Pseudomonas putida ATCC 21812 and Gluconobacter oxydans IFO 3293 for 48 hours at 30 ° C. in MB agar medium consisting of 2.5% mannitol, 0.5% yeast extract (Difco) and 0.3% bactopeptone (Diffco) It grew. The resulting cells were used for dormant cell response. The reaction mixture (1 ml) consisting of 2% L-gulose, 0.3% NaCl, 1% CaCO ₃ and 1 mM phenazine methosulfate was incubated at room temperature for 17 hours. The prepared amounts of L-gulono-1,4-lactone and L-gulonic acid were analyzed by thin layer chromatography (TLC) and high performance liquid chromatography (HPLC) and summarized in Table 1 below. TLC analysis was carried out with a solvent consisting of Kisel gel 60F ₂₅₄ , 0.25 mm, Merck, n-propanol-H ₂ O-1% H ₂ PO ₄ -HCOOP (400: 100: 10: 1) This was done using the system.
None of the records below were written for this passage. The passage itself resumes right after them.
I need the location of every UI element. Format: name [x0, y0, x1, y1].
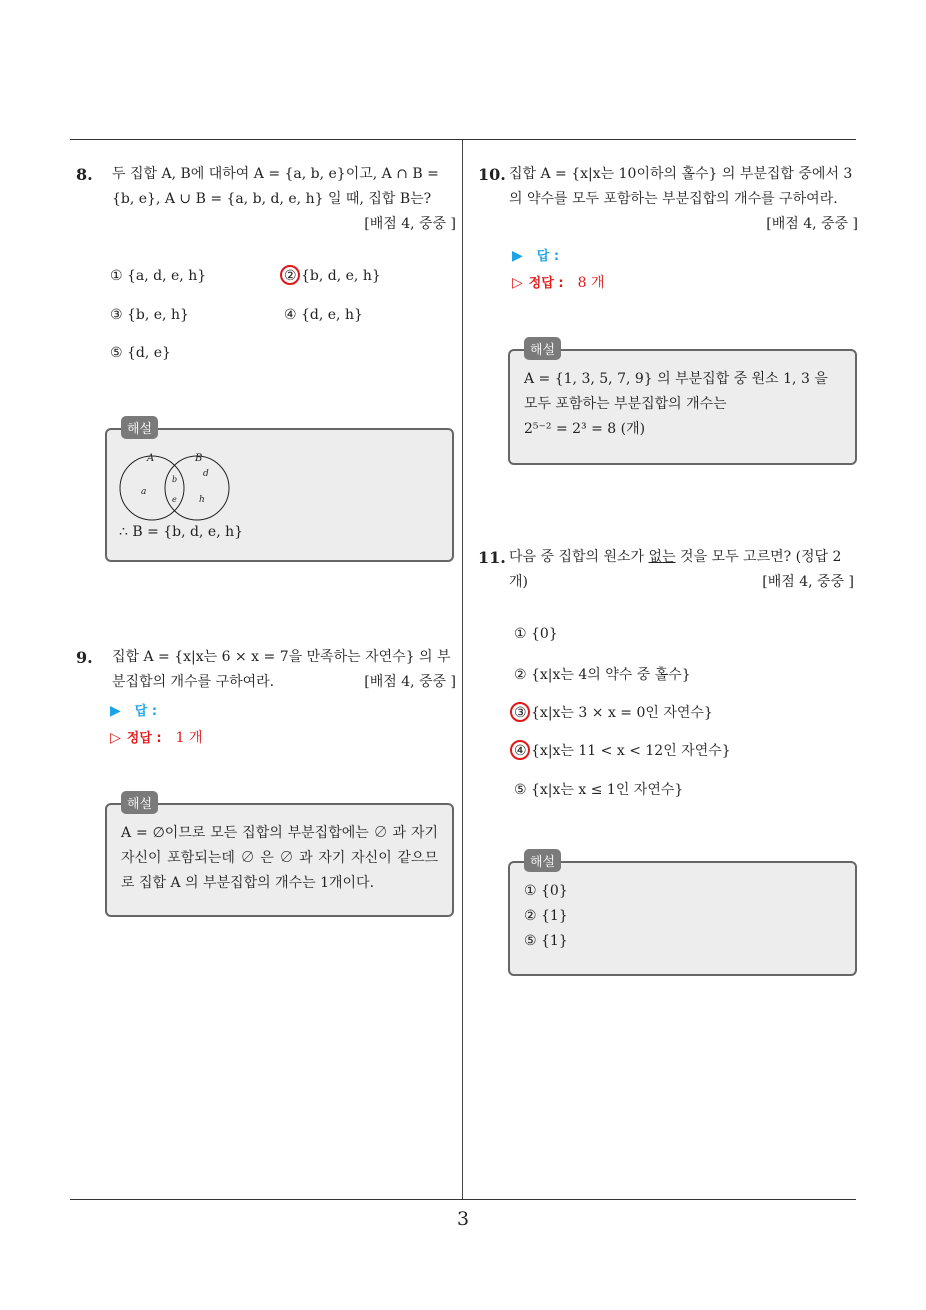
question-text: 두 집합 A, B에 대하여 A = {a, b, e}이고, A ∩ B = {b, e}, A ∪ B = {a, b, d, e, h} 일 때, 집합 B는?: [112, 166, 439, 207]
outline-play-icon: ▷: [110, 730, 121, 746]
question-points: [배점 4, 중중 ]: [766, 216, 858, 232]
element-e: e: [172, 495, 177, 504]
answer-label: 답 :: [134, 704, 158, 719]
q8-solution-box: [105, 422, 454, 562]
q11-option-3[interactable]: [514, 702, 713, 722]
q10-solution-box: [508, 343, 857, 465]
option-marker: ②: [284, 268, 297, 284]
option-text: ① {0}: [514, 626, 558, 642]
solution-text: [524, 879, 841, 954]
q9-answer-line: [110, 700, 157, 719]
q11-option-4[interactable]: [514, 740, 731, 760]
red-circle-mark: [280, 265, 300, 285]
option-text: ① {a, d, e, h}: [110, 268, 207, 284]
option-marker: ③: [514, 705, 527, 721]
question-9: [76, 645, 456, 695]
question-points: [배점 4, 중중 ]: [762, 574, 854, 590]
q11-option-1[interactable]: [514, 626, 558, 642]
question-text-part: 것을 모두 고르면? (정답 2개): [509, 549, 842, 590]
underlined-word: 없는: [648, 549, 676, 565]
option-text: {x|x는 3 × x = 0인 자연수}: [531, 705, 713, 721]
correct-label: 정답 :: [126, 731, 162, 746]
option-text: ⑤ {d, e}: [110, 345, 171, 361]
correct-value: 8 개: [577, 275, 605, 291]
red-circle-mark: [510, 702, 530, 722]
outline-play-icon: ▷: [512, 275, 523, 291]
option-text: ④ {d, e, h}: [284, 307, 363, 323]
question-points: [배점 4, 중중 ]: [364, 674, 456, 690]
question-text: 집합 A = {x|x는 10이하의 홀수} 의 부분집합 중에서 3 의 약수를 모두 포함하는 부분집합의 개수를 구하여라.: [509, 166, 853, 207]
set-b-circle: [165, 456, 229, 520]
option-text: {x|x는 11 < x < 12인 자연수}: [531, 743, 731, 759]
q8-option-4[interactable]: [284, 307, 363, 323]
element-b: b: [172, 475, 178, 484]
q11-option-5[interactable]: [514, 779, 683, 799]
solution-tag: 해설: [121, 416, 158, 439]
question-points: [배점 4, 중중 ]: [364, 216, 456, 232]
q10-answer-line: [512, 245, 559, 264]
question-text-part: 다음 중 집합의 원소가: [509, 549, 649, 565]
answer-label: 답 :: [536, 249, 560, 264]
element-a: a: [141, 487, 147, 497]
option-marker: ④: [514, 743, 527, 759]
venn-diagram: [117, 450, 247, 522]
q8-option-1[interactable]: [110, 268, 206, 284]
solution-line: 2⁵⁻² = 2³ = 8 (개): [524, 421, 646, 437]
set-b-label: B: [195, 453, 203, 464]
solution-line: ⑤ {1}: [524, 933, 568, 949]
option-text: ③ {b, e, h}: [110, 307, 189, 323]
question-11: [478, 545, 858, 595]
top-rule: [70, 139, 856, 140]
option-text: ⑤ {x|x는 x ≤ 1인 자연수}: [514, 782, 684, 798]
solution-tag: 해설: [121, 791, 158, 814]
question-number: 11.: [478, 548, 506, 567]
solution-text: ∴ B = {b, d, e, h}: [119, 524, 244, 540]
q8-option-5[interactable]: [110, 345, 171, 361]
solution-text: A = ∅이므로 모든 집합의 부분집합에는 ∅ 과 자기 자신이 포함되는데 ∅ 은 ∅ 과 자기 자신이 같으므로 집합 A 의 부분집합의 개수는 1개이다.: [121, 825, 438, 891]
column-divider: [462, 140, 463, 1200]
element-h: h: [199, 495, 205, 505]
question-number: 10.: [478, 165, 506, 184]
solution-line: ② {1}: [524, 908, 568, 924]
solution-line: 모두 포함하는 부분집합의 개수는: [524, 396, 727, 412]
selected-marker: [514, 705, 527, 721]
solution-tag: 해설: [524, 849, 561, 872]
q11-solution-box: [508, 855, 857, 976]
element-d: d: [203, 469, 209, 479]
play-icon: ▶: [512, 248, 523, 264]
play-icon: ▶: [110, 703, 121, 719]
selected-marker: [284, 268, 297, 284]
question-number: 8.: [76, 165, 93, 184]
q9-solution-box: [105, 797, 454, 917]
selected-marker: [514, 743, 527, 759]
red-circle-mark: [510, 740, 530, 760]
correct-value: 1 개: [175, 730, 203, 746]
option-text: ② {x|x는 4의 약수 중 홀수}: [514, 667, 691, 683]
q10-correct-line: [512, 272, 605, 292]
option-text: {b, d, e, h}: [301, 268, 381, 284]
correct-label: 정답 :: [528, 276, 564, 291]
question-8: [76, 162, 456, 237]
q9-correct-line: [110, 727, 203, 747]
page-number: 3: [456, 1208, 470, 1230]
solution-tag: 해설: [524, 337, 561, 360]
solution-line: A = {1, 3, 5, 7, 9} 의 부분집합 중 원소 1, 3 을: [524, 371, 828, 387]
bottom-rule: [70, 1199, 856, 1200]
question-10: [478, 162, 858, 232]
q8-option-2[interactable]: [284, 268, 381, 284]
q8-option-3[interactable]: [110, 307, 189, 323]
solution-line: ① {0}: [524, 883, 568, 899]
set-a-label: A: [147, 453, 155, 464]
question-text: 집합 A = {x|x는 6 × x = 7을 만족하는 자연수} 의 부분집합의 개수를 구하여라.: [112, 649, 451, 690]
q11-option-2[interactable]: [514, 664, 691, 684]
question-number: 9.: [76, 648, 93, 667]
solution-text: [524, 367, 841, 442]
HPLC analysis was performed at 210 nm using a YMC-pack polyamine II column (150 × 4.6 mm ID; YMC CO., LTD., Kyoto, Japan) and acetonitrile-50 mM NH ₄ H ₂ PO ₄ (67:33). TLC plates were sprayed with 0.5% KIO ₄ solution followed by a mixture of equal volume of Tetrabase-saturated 2N CH ₃ COOH and 15% MnSO ₄ solution. The products L-gulono-1,4-lactone and L-gulonic acid were detected as white spots.
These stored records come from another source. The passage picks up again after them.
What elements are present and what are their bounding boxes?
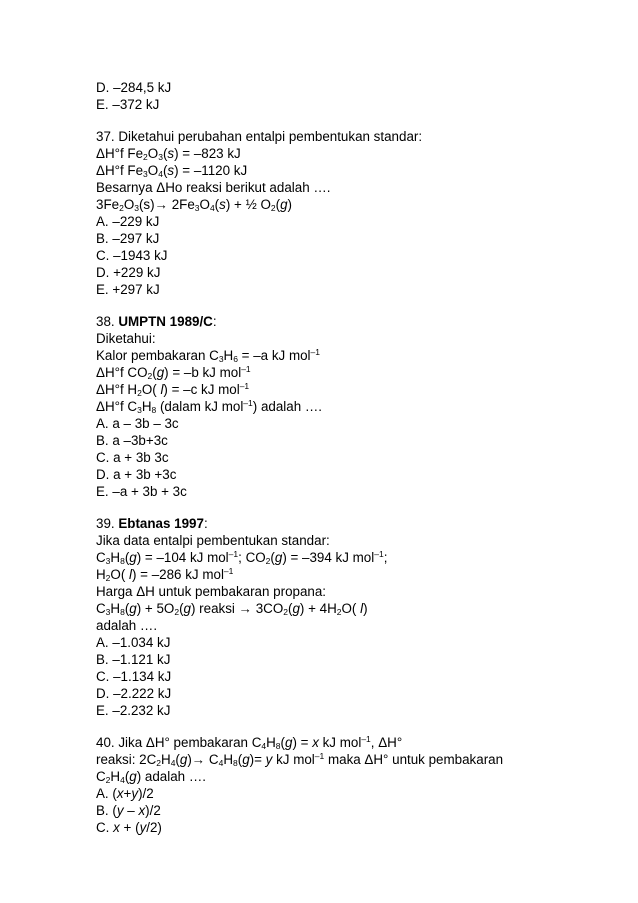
text-line: B. a –3b+3c bbox=[96, 433, 168, 448]
text-line: D. +229 kJ bbox=[96, 265, 161, 280]
text-line: Harga ΔH untuk pembakaran propana: bbox=[96, 584, 327, 599]
text-line: $H_2O$( l) = –286 kJ mol$^{-1}$ bbox=[96, 566, 234, 583]
text-line: D. –2.222 kJ bbox=[96, 686, 172, 701]
text-line: $3Fe_2O_3(s)\to 2Fe_3O_4(s)$ + ½ $O_2(g)$ bbox=[96, 197, 292, 213]
text-line: A. –229 kJ bbox=[96, 214, 160, 229]
text-line: C. a + 3b 3c bbox=[96, 450, 169, 465]
text-line: ΔH°f $CO_2(g) = -b$ kJ mol$^{-1}$ bbox=[96, 364, 251, 381]
text-line: E. +297 kJ bbox=[96, 282, 160, 297]
text-line: ΔH°f $C_3H_8$ (dalam kJ mol$^{-1}$) adalah …. bbox=[96, 398, 322, 415]
text-line: ΔH°f $H_2O$( l) = –c kJ mol$^{-1}$ bbox=[96, 381, 250, 398]
text-line: ΔH°f $Fe_3O_4(s) = -1120$ kJ bbox=[96, 163, 248, 179]
text-line: E. –2.232 kJ bbox=[96, 703, 171, 718]
text-line: C. x + (y/2) bbox=[96, 820, 162, 835]
text-line: reaksi: $2C_2H_4(g)\to C_4H_8(g)= y$ kJ mol$^{-1}$ maka ΔH° untuk pembakaran bbox=[96, 751, 504, 768]
text-line: A. a – 3b – 3c bbox=[96, 416, 179, 431]
text-line: ΔH°f $Fe_2O_3(s) = -823$ kJ bbox=[96, 146, 241, 162]
text-line: B. (y – x)/2 bbox=[96, 803, 161, 818]
text-line: A. (x+y)/2 bbox=[96, 786, 154, 801]
text-line: $C_3H_8(g) + 5O_2(g)$ reaksi → $3CO_2(g) + 4H_2O$( l) bbox=[96, 601, 368, 617]
text-line: Jika data entalpi pembentukan standar: bbox=[96, 533, 330, 548]
text-line: B. –297 kJ bbox=[96, 231, 160, 246]
text-line: Diketahui: bbox=[96, 331, 156, 346]
text-line: D. –284,5 kJ bbox=[96, 80, 172, 95]
text-line: C. –1.134 kJ bbox=[96, 669, 172, 684]
text-line: 38. UMPTN 1989/C: bbox=[96, 314, 217, 329]
text-line: 37. Diketahui perubahan entalpi pembentukan standar: bbox=[96, 129, 423, 144]
text-line: 39. Ebtanas 1997: bbox=[96, 516, 208, 531]
text-line: Besarnya ΔHo reaksi berikut adalah …. bbox=[96, 180, 331, 195]
text-line: B. –1.121 kJ bbox=[96, 652, 171, 667]
text-line: E. –372 kJ bbox=[96, 97, 160, 112]
text-line: Kalor pembakaran $C_3H_6 = -a$ kJ mol$^{-1}$ bbox=[96, 347, 320, 364]
text-line: E. –a + 3b + 3c bbox=[96, 484, 187, 499]
text-line: adalah …. bbox=[96, 618, 158, 633]
text-line: A. –1.034 kJ bbox=[96, 635, 171, 650]
text-line: $C_2H_4(g)$ adalah …. bbox=[96, 769, 206, 785]
text-line: 40. Jika ΔH° pembakaran $C_4H_8(g) = x$ kJ mol$^{-1}$, ΔH° bbox=[96, 734, 403, 751]
text-line: $C_3H_8(g) = -104$ kJ mol$^{-1}$; $CO_2(g) = -394$ kJ mol$^{-1}$; bbox=[96, 549, 388, 566]
text-line: D. a + 3b +3c bbox=[96, 467, 177, 482]
text-line: C. –1943 kJ bbox=[96, 248, 168, 263]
Reactivity using L-gulose as substrate The minimal dormant cell reaction was performed using 100 μl reaction mixture consisting of 2% L-gulose, 0.3% NaCl, 1% CaCO ₃ . E. coli HB101 grown for one day at 37 ° C. in Luria bertani (LB) agar medium was also used for this reaction. The amounts of L-gulono-1,4-lactone and L-gulonic acid prepared are summarized in Table 2 below.
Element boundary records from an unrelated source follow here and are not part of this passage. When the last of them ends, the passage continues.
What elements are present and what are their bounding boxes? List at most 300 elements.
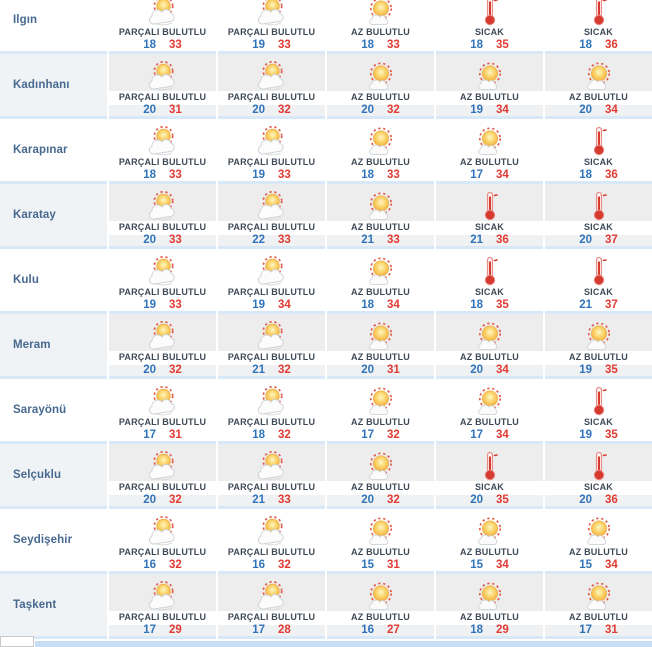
forecast-cell [545,509,652,574]
icon-band [109,54,216,91]
sun-behind-cloud-icon [146,61,180,91]
temperature-pair [436,365,543,376]
min-temp: 20 [361,364,374,376]
max-temp: 31 [387,559,400,571]
temperature-pair [109,170,216,181]
forecast-cell [436,184,543,249]
temperature-pair [109,40,216,51]
min-temp: 15 [579,559,592,571]
min-temp: 20 [579,104,592,116]
temperature-pair [327,430,434,441]
max-temp: 33 [387,234,400,246]
thermometer-icon [582,256,616,286]
condition-label: AZ BULUTLU [569,352,628,362]
sun-small-cloud-icon [364,191,398,221]
sun-behind-cloud-icon [255,321,289,351]
thermometer-icon [582,0,616,26]
temperature-pair [545,625,652,636]
temperature-pair [218,430,325,441]
max-temp: 27 [387,624,400,636]
sun-behind-cloud-icon [255,126,289,156]
max-temp: 33 [169,234,182,246]
forecast-cell [109,444,216,509]
max-temp: 32 [278,559,291,571]
min-temp: 20 [143,494,156,506]
temperature-pair [109,625,216,636]
temperature-pair [327,235,434,246]
temperature-pair [327,495,434,506]
icon-band [545,0,652,26]
temperature-pair [109,300,216,311]
temperature-pair [545,105,652,116]
max-temp: 28 [278,624,291,636]
min-temp: 20 [470,364,483,376]
sun-small-cloud-icon [364,256,398,286]
table-row [0,184,652,249]
icon-band [218,119,325,156]
temperature-pair [436,625,543,636]
thermometer-icon [582,386,616,416]
forecast-cell [109,314,216,379]
sun-small-cloud-icon [582,61,616,91]
forecast-cell [109,249,216,314]
max-temp: 36 [605,494,618,506]
forecast-cell [109,574,216,639]
icon-band [218,0,325,26]
sun-small-cloud-icon [473,516,507,546]
forecast-cell [545,574,652,639]
district-name: Selçuklu [0,444,107,509]
forecast-cell [218,0,325,54]
district-name: Karapınar [0,119,107,184]
table-row [0,509,652,574]
forecast-cell [545,119,652,184]
max-temp: 34 [496,559,509,571]
sun-small-cloud-icon [473,126,507,156]
min-temp: 19 [579,364,592,376]
forecast-cell [327,0,434,54]
min-temp: 18 [470,299,483,311]
sun-behind-cloud-icon [255,256,289,286]
temperature-pair [545,300,652,311]
forecast-cell [327,444,434,509]
min-temp: 18 [470,39,483,51]
icon-band [327,574,434,611]
max-temp: 33 [387,39,400,51]
temperature-pair [218,495,325,506]
icon-band [218,379,325,416]
min-temp: 18 [579,39,592,51]
icon-band [436,184,543,221]
forecast-cell [109,54,216,119]
min-temp: 16 [252,559,265,571]
condition-label: PARÇALI BULUTLU [227,287,316,297]
condition-label: AZ BULUTLU [351,352,410,362]
min-temp: 17 [143,624,156,636]
thermometer-icon [582,191,616,221]
max-temp: 32 [387,104,400,116]
forecast-cell [109,379,216,444]
sun-behind-cloud-icon [255,191,289,221]
icon-band [436,54,543,91]
condition-label: SICAK [583,222,613,232]
sun-behind-cloud-icon [146,191,180,221]
thermometer-icon [473,0,507,26]
thermometer-icon [473,191,507,221]
condition-label: PARÇALI BULUTLU [118,482,207,492]
scrollbar-corner-box[interactable] [0,636,34,647]
min-temp: 17 [470,429,483,441]
thermometer-icon [582,126,616,156]
min-temp: 18 [361,299,374,311]
temperature-pair [436,560,543,571]
icon-band [218,314,325,351]
condition-label: AZ BULUTLU [351,417,410,427]
icon-band [436,119,543,156]
condition-label: PARÇALI BULUTLU [118,157,207,167]
max-temp: 32 [278,364,291,376]
sun-small-cloud-icon [364,451,398,481]
min-temp: 21 [470,234,483,246]
table-row [0,444,652,509]
min-temp: 17 [361,429,374,441]
icon-band [327,54,434,91]
temperature-pair [545,235,652,246]
min-temp: 18 [143,39,156,51]
sun-behind-cloud-icon [255,386,289,416]
max-temp: 35 [605,364,618,376]
icon-band [109,444,216,481]
max-temp: 33 [278,39,291,51]
max-temp: 32 [387,429,400,441]
temperature-pair [218,105,325,116]
temperature-pair [545,430,652,441]
forecast-cell [327,379,434,444]
temperature-pair [327,365,434,376]
temperature-pair [327,625,434,636]
max-temp: 33 [169,299,182,311]
condition-label: AZ BULUTLU [351,157,410,167]
min-temp: 19 [143,299,156,311]
district-name: Karatay [0,184,107,249]
max-temp: 35 [605,429,618,441]
table-row [0,119,652,184]
table-row [0,379,652,444]
min-temp: 20 [470,494,483,506]
district-name: Ilgın [0,0,107,54]
condition-label: AZ BULUTLU [569,612,628,622]
temperature-pair [436,235,543,246]
condition-label: AZ BULUTLU [460,92,519,102]
min-temp: 17 [470,169,483,181]
max-temp: 34 [387,299,400,311]
condition-label: PARÇALI BULUTLU [227,417,316,427]
icon-band [436,379,543,416]
table-row [0,574,652,639]
max-temp: 32 [169,559,182,571]
max-temp: 34 [605,559,618,571]
forecast-cell [109,184,216,249]
sun-behind-cloud-icon [146,451,180,481]
icon-band [218,444,325,481]
forecast-cell [327,314,434,379]
forecast-cell [436,314,543,379]
min-temp: 20 [361,494,374,506]
icon-band [436,444,543,481]
max-temp: 33 [278,169,291,181]
forecast-cell [545,0,652,54]
sun-small-cloud-icon [582,321,616,351]
temperature-pair [218,40,325,51]
forecast-cell [109,119,216,184]
forecast-cell [218,574,325,639]
icon-band [218,249,325,286]
condition-label: PARÇALI BULUTLU [227,157,316,167]
sun-small-cloud-icon [473,386,507,416]
condition-label: AZ BULUTLU [351,92,410,102]
max-temp: 33 [278,234,291,246]
icon-band [545,574,652,611]
temperature-pair [218,170,325,181]
icon-band [436,249,543,286]
min-temp: 20 [579,494,592,506]
forecast-cell [545,54,652,119]
max-temp: 34 [496,169,509,181]
thermometer-icon [473,256,507,286]
icon-band [545,119,652,156]
temperature-pair [436,40,543,51]
sun-small-cloud-icon [364,126,398,156]
icon-band [218,509,325,546]
district-name: Kulu [0,249,107,314]
min-temp: 19 [470,104,483,116]
condition-label: AZ BULUTLU [351,27,410,37]
max-temp: 33 [169,169,182,181]
min-temp: 20 [143,364,156,376]
condition-label: AZ BULUTLU [351,222,410,232]
max-temp: 32 [169,364,182,376]
icon-band [109,184,216,221]
icon-band [545,379,652,416]
temperature-pair [109,495,216,506]
thermometer-icon [473,451,507,481]
icon-band [109,119,216,156]
min-temp: 20 [361,104,374,116]
min-temp: 21 [252,494,265,506]
forecast-cell [218,184,325,249]
sun-small-cloud-icon [582,516,616,546]
min-temp: 17 [143,429,156,441]
temperature-pair [218,365,325,376]
max-temp: 32 [278,429,291,441]
condition-label: AZ BULUTLU [460,352,519,362]
condition-label: PARÇALI BULUTLU [227,612,316,622]
sun-small-cloud-icon [364,321,398,351]
forecast-cell [218,314,325,379]
temperature-pair [218,560,325,571]
sun-small-cloud-icon [473,321,507,351]
max-temp: 29 [169,624,182,636]
max-temp: 31 [169,429,182,441]
thermometer-icon [582,451,616,481]
condition-label: AZ BULUTLU [460,612,519,622]
condition-label: AZ BULUTLU [569,92,628,102]
max-temp: 37 [605,234,618,246]
min-temp: 21 [579,299,592,311]
min-temp: 15 [361,559,374,571]
temperature-pair [109,560,216,571]
condition-label: AZ BULUTLU [351,547,410,557]
district-name: Meram [0,314,107,379]
forecast-cell [436,444,543,509]
min-temp: 18 [470,624,483,636]
temperature-pair [109,105,216,116]
max-temp: 33 [278,494,291,506]
condition-label: SICAK [474,27,504,37]
sun-behind-cloud-icon [146,126,180,156]
icon-band [327,0,434,26]
icon-band [109,379,216,416]
condition-label: AZ BULUTLU [351,287,410,297]
condition-label: PARÇALI BULUTLU [227,482,316,492]
condition-label: AZ BULUTLU [460,417,519,427]
forecast-cell [218,444,325,509]
forecast-cell [327,574,434,639]
icon-band [545,184,652,221]
forecast-cell [218,119,325,184]
forecast-cell [218,379,325,444]
condition-label: PARÇALI BULUTLU [227,27,316,37]
forecast-cell [436,379,543,444]
max-temp: 36 [496,234,509,246]
max-temp: 32 [169,494,182,506]
temperature-pair [436,170,543,181]
icon-band [218,184,325,221]
max-temp: 34 [605,104,618,116]
min-temp: 20 [143,104,156,116]
max-temp: 34 [496,364,509,376]
forecast-cell [327,119,434,184]
forecast-cell [327,54,434,119]
sun-small-cloud-icon [364,61,398,91]
sun-behind-cloud-icon [255,451,289,481]
forecast-cell [545,314,652,379]
temperature-pair [327,105,434,116]
min-temp: 20 [252,104,265,116]
max-temp: 32 [278,104,291,116]
max-temp: 34 [496,429,509,441]
sun-small-cloud-icon [364,386,398,416]
sun-behind-cloud-icon [255,0,289,26]
forecast-cell [218,509,325,574]
temperature-pair [436,300,543,311]
icon-band [218,574,325,611]
min-temp: 18 [579,169,592,181]
condition-label: SICAK [583,157,613,167]
max-temp: 31 [605,624,618,636]
max-temp: 35 [496,494,509,506]
max-temp: 31 [169,104,182,116]
icon-band [109,574,216,611]
forecast-cell [327,249,434,314]
max-temp: 36 [605,39,618,51]
sun-behind-cloud-icon [146,386,180,416]
temperature-pair [109,235,216,246]
sun-behind-cloud-icon [255,581,289,611]
max-temp: 33 [169,39,182,51]
table-row [0,54,652,119]
forecast-cell [436,0,543,54]
condition-label: AZ BULUTLU [460,157,519,167]
condition-label: PARÇALI BULUTLU [118,92,207,102]
icon-band [436,314,543,351]
condition-label: AZ BULUTLU [460,547,519,557]
icon-band [109,509,216,546]
icon-band [545,509,652,546]
max-temp: 37 [605,299,618,311]
temperature-pair [436,105,543,116]
temperature-pair [545,170,652,181]
forecast-cell [327,184,434,249]
district-name: Seydişehir [0,509,107,574]
temperature-pair [545,495,652,506]
condition-label: AZ BULUTLU [569,547,628,557]
icon-band [327,444,434,481]
temperature-pair [109,365,216,376]
min-temp: 17 [579,624,592,636]
forecast-cell [545,379,652,444]
sun-small-cloud-icon [473,61,507,91]
max-temp: 34 [496,104,509,116]
table-row [0,314,652,379]
icon-band [545,314,652,351]
temperature-pair [327,560,434,571]
forecast-cell [436,574,543,639]
temperature-pair [327,300,434,311]
condition-label: PARÇALI BULUTLU [227,352,316,362]
forecast-cell [436,119,543,184]
max-temp: 31 [387,364,400,376]
icon-band [109,0,216,26]
condition-label: SICAK [474,287,504,297]
min-temp: 18 [252,429,265,441]
temperature-pair [109,430,216,441]
condition-label: SICAK [474,222,504,232]
bottom-scroll-bar[interactable] [35,641,652,647]
sun-behind-cloud-icon [146,256,180,286]
min-temp: 19 [252,39,265,51]
forecast-cell [109,0,216,54]
min-temp: 21 [361,234,374,246]
min-temp: 18 [361,39,374,51]
icon-band [436,509,543,546]
district-name: Kadınhanı [0,54,107,119]
max-temp: 29 [496,624,509,636]
max-temp: 35 [496,299,509,311]
condition-label: PARÇALI BULUTLU [227,547,316,557]
min-temp: 21 [252,364,265,376]
forecast-cell [545,444,652,509]
forecast-cell [436,54,543,119]
district-name: Sarayönü [0,379,107,444]
condition-label: PARÇALI BULUTLU [118,27,207,37]
condition-label: PARÇALI BULUTLU [227,222,316,232]
condition-label: SICAK [583,27,613,37]
temperature-pair [545,40,652,51]
temperature-pair [327,170,434,181]
temperature-pair [218,235,325,246]
condition-label: SICAK [583,417,613,427]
Example 2: Preparation of L-galactono-1,4-lactone from L-galactose

Pseudomonas putida ATCC 21812 and Glunobacter oxydans IFO 3293 were grown on MB agar plates at 30 ° C. for 48 hours. Saccharomyces cerevisiae ATCC 9763 was grown for 48 h at 30 ° C. in YN medium containing 2% D-glucose and 1.8% agar. Escherichia coli HB101 grown for 1 day at 37 ° C. in Luria Berkani (LB) agar was also used for this reaction. The resulting cells were used for dormant cell response. A reaction mixture (100 μl) consisting of 2% L-galactose, 0.3% NaCl, 1% CaCO ₃ and cells (OD600 is about 20) was incubated at room temperature for 23 hours. The prepared amounts of L-galactono-1,4-lactone and L-galactonic acid were analyzed by TLC and HPLC and summarized in Table 3 below. Pseudomonas putida ATCC 21812 and Gluconobacter oxydans IFO 3293, Saccharomyces cerevisiae ATCC 9763 and Escherichia coli, which produce L-galactono-1,4-lactone and L-galactonic acid in undetectable amounts. Compared with HB101, L-galactonic acid was prepared significantly more together with L-galactono-1,4-lactone.

Claims (9)

L comprising the production of L-aldonolactone from L-aldohexose by a microorganism capable of producing L-aldonolactone from L-aldohexose and optionally isolating L-aldonolactone from the reaction mixture. Preparation of aldonoractone. The method of claim 1, L-aldonolactone is selected from the group consisting of L-gulono-1,4-lactone, L-gulonic acid, L-galactono-1,4-lactone and L-galactonic acid. The method of claim 1, L-aldohexose is L-gulose or L-galactose. The method of claim 1, How the microorganisms Pseudomonas (Pseudomonas) or glucono bakteo (Gluconobacter). The method of claim 4, wherein The microorganism is Pseudomonas putida or Gluconobacter oxydans . The method of claim 4, wherein The microorganism is Pseudomonas putida ATCC 21812 or Gluconobacter oxidans IFO 3293. The method of claim 1, The method in which microorganisms are used for growth culture or dormant cell reaction. The method of claim 1, The process is carried out at a temperature of about 13 to about 45 ℃ at a pH of about 1 to about 9 for 1 to 120 hours. The method of claim 8, The process is carried out at a temperature of about 18 to about 42 ℃ at a pH of about 2 to about 8 for 1 to 120 hours.